Some priests, however, ought to be challenged. In “Visiting Geneva”, from his 14th collection Taller When Prone, Murray addresses John Calvin with terse familiarity:
…when you were God
sermons went on all day
without numen or presence.
Children were denied play.
In his poems, Murray has made it his task to open the way to the sacred. Poetry comprehends so much of our experience that, in Murray’s own words: “Any true poem is greater than the whole Enlightenment, more important and sustaining of human life.” That kind of claim might look absurd, but Murray’s work has a feeling of monumentality. This is why he is tipped to follow Brodsky and Szymborska and win the Nobel Prize for Literature. It is why Murray’s admirers make dramatic claims for him, as when Clive James called the Collected Poems “one of the great books of the modern world”.
Murray’s poetry gives a sense of immense concentrated force. He is sometimes aphoristic, but he also produces lines that are even more compressed than an aphorism. Here he describes a bushfire:
Poxes of the Sun or of the mind
bring the force-ten firestorms.
After come same-surname funerals,
junked theory, praise of mateship.
Each phrase needs a moment of thought before it reveals its meaning. You could go through and expand the lines into a paragraph of prose — pointing out, for instance, that a pox of the mind conjures up the possibility of a simple human mistake causing terrible disaster — but you would lose the power of expression. There are other moments of bleakness in Taller When Prone. However, Murray’s work comes back to a delight in rediscovery and redescription. A crocodile becomes “This police car with a checkered seam/of blue and white teeth along its side.” Dew is “The unfocussed wet hover of dawn.” Belly-dancers are “unaccusingly bizarre”. A military parade: “arm-geometry/in the shouting-yards”. Individual instances are amusing; but the instances add up to a significant project based on the conviction that nothing is too small to make a poem.

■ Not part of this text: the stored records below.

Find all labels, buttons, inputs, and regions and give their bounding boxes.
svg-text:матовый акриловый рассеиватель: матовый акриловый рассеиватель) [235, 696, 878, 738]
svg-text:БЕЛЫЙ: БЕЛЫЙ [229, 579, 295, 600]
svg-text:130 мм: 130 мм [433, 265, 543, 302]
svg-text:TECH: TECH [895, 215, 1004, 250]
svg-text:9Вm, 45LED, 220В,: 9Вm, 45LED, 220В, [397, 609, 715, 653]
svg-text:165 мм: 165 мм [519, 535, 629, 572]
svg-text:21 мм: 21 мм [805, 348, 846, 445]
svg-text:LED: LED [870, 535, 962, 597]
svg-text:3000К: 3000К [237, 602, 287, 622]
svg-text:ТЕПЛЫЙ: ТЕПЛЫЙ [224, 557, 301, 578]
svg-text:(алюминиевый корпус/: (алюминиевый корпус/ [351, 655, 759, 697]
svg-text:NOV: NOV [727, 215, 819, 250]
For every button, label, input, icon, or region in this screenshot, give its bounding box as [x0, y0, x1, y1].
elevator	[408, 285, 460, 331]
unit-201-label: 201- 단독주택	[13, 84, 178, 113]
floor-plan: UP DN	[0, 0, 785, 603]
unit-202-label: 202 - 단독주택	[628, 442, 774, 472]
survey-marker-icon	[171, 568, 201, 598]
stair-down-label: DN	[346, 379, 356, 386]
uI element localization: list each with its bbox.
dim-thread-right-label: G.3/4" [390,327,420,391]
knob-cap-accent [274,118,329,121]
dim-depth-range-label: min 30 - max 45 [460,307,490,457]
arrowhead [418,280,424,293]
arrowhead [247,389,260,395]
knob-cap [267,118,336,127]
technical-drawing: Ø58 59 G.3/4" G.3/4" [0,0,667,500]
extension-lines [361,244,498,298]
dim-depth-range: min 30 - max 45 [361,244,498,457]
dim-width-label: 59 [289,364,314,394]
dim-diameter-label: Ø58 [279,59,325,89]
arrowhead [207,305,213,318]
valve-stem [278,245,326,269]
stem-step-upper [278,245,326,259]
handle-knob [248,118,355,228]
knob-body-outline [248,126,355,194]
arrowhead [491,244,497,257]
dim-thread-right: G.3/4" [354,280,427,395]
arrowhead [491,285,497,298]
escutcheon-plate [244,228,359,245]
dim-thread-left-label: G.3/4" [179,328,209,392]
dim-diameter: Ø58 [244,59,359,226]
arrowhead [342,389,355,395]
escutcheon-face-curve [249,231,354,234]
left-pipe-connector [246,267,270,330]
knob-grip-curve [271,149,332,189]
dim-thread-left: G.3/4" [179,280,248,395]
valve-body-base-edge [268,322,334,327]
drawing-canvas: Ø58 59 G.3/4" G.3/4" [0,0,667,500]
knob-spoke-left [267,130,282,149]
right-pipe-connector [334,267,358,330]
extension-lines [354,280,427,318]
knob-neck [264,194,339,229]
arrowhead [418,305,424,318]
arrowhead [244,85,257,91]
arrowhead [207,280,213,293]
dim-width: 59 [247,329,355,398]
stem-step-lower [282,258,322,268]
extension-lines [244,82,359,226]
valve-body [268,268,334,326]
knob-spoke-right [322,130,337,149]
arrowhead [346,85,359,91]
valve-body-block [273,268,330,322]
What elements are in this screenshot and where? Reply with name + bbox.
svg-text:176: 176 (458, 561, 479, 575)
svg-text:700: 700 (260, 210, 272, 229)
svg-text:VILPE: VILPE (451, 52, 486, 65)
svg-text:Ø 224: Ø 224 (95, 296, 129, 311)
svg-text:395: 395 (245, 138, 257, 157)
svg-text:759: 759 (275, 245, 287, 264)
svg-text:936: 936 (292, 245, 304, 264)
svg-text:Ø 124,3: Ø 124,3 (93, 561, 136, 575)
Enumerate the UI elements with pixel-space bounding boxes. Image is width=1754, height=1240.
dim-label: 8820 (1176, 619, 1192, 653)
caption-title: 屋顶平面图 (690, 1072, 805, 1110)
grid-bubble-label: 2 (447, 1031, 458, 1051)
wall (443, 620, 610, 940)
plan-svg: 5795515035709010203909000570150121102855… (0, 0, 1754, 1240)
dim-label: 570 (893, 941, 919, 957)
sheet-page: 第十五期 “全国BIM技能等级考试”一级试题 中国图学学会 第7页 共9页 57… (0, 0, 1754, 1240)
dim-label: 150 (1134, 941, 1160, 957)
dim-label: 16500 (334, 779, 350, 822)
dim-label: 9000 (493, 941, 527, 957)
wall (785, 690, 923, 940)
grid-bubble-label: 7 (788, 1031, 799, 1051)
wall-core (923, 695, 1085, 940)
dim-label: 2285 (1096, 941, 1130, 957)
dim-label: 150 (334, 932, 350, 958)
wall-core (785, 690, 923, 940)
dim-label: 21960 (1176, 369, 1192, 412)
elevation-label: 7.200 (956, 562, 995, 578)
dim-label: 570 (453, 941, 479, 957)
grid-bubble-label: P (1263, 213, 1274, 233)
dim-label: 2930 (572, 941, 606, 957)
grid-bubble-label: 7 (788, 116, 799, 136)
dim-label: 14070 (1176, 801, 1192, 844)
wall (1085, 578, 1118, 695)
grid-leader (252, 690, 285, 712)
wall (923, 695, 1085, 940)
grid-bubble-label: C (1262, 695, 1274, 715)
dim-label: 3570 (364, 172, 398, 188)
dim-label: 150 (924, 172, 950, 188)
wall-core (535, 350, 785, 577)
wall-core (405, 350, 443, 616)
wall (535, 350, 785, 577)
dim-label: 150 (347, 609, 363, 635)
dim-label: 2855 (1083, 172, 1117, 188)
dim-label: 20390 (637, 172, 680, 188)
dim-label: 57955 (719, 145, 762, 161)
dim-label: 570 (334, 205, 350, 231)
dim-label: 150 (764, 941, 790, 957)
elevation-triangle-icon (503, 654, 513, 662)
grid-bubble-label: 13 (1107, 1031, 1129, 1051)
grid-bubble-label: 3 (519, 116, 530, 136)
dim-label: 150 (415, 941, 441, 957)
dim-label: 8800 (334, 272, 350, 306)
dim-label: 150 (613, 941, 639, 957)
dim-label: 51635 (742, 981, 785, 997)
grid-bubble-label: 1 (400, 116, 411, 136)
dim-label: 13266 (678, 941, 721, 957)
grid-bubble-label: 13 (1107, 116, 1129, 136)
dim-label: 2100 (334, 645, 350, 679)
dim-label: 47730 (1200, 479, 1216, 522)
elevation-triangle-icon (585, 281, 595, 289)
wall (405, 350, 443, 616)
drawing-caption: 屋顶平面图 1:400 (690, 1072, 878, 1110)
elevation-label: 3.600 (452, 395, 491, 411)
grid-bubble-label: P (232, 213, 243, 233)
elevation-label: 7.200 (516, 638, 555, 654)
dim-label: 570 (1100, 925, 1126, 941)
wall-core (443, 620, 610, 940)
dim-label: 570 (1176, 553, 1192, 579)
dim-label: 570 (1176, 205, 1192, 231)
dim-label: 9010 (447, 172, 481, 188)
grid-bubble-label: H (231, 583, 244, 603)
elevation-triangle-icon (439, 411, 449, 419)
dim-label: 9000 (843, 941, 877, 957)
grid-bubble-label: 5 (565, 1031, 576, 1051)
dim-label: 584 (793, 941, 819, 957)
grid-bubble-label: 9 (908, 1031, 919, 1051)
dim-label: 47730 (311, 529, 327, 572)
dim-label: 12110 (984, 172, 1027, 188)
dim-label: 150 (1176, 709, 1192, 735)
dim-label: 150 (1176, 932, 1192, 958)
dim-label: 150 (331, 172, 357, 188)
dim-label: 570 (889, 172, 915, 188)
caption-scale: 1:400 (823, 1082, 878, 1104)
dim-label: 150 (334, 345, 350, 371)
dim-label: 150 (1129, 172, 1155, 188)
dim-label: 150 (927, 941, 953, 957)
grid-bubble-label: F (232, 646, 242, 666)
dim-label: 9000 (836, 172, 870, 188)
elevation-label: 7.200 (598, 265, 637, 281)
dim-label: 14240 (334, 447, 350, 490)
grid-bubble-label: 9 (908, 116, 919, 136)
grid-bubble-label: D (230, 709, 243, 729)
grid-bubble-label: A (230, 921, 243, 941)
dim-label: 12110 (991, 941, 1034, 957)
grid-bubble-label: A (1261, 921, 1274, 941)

Murray is increasingly worried by the barriers between the individual and the world — there are two poems about blindness — and by those we ourselves put up. Beside a motorway, “plastic shrub-guards grow bushes/to screen the real bush,/to hide the old towns/behind sound-walls and green”. Green what? No, just green, the awful blankness of motorway design. Again, there is the distraction of “a mirrorball that spins celebrities/in patter and tiny music”. The word-choices open up several implications: the hint of political deception in “spins”, the word “patter” uniting the idea of a sales pitch with that of meaningless talk. “Tiny music” suggests the cuteness and inconsequentiality of pop, but also prepares the image of “earplugged sitters”, who “wear the look of deserted towns”.
Taller When Prone ranges widely over family history, nature poetry both urban and rural, technology, and the possible renaming of Heathrow Airport (you will have to buy the book to discover Murray’s advice to “the jarl of London,/white-polled Boris”). Inevitably, this slim village stands in the shadow of the 600-page Collected, but the virtues of Murray’s work, its linguistic intricacy, originality of thought, and sheer entertainment value, are all here. He is less trenchantly opinionated than before, though by the standards of most poetry collections this one is pretty combative. One weakness of Taller When Prone is its over-fondness for the merely anecdotal. Since Murray draws to great effect on the language and rhythms of ordinary speech, it is natural that he likes spinning a yarn about, say, being mistaken for a celebrity chef. Once you have heard the anecdote, you don’t need it again. But the strength of Murray’s poems is that, for many readings after the first, you can carry on finding new things to enjoy.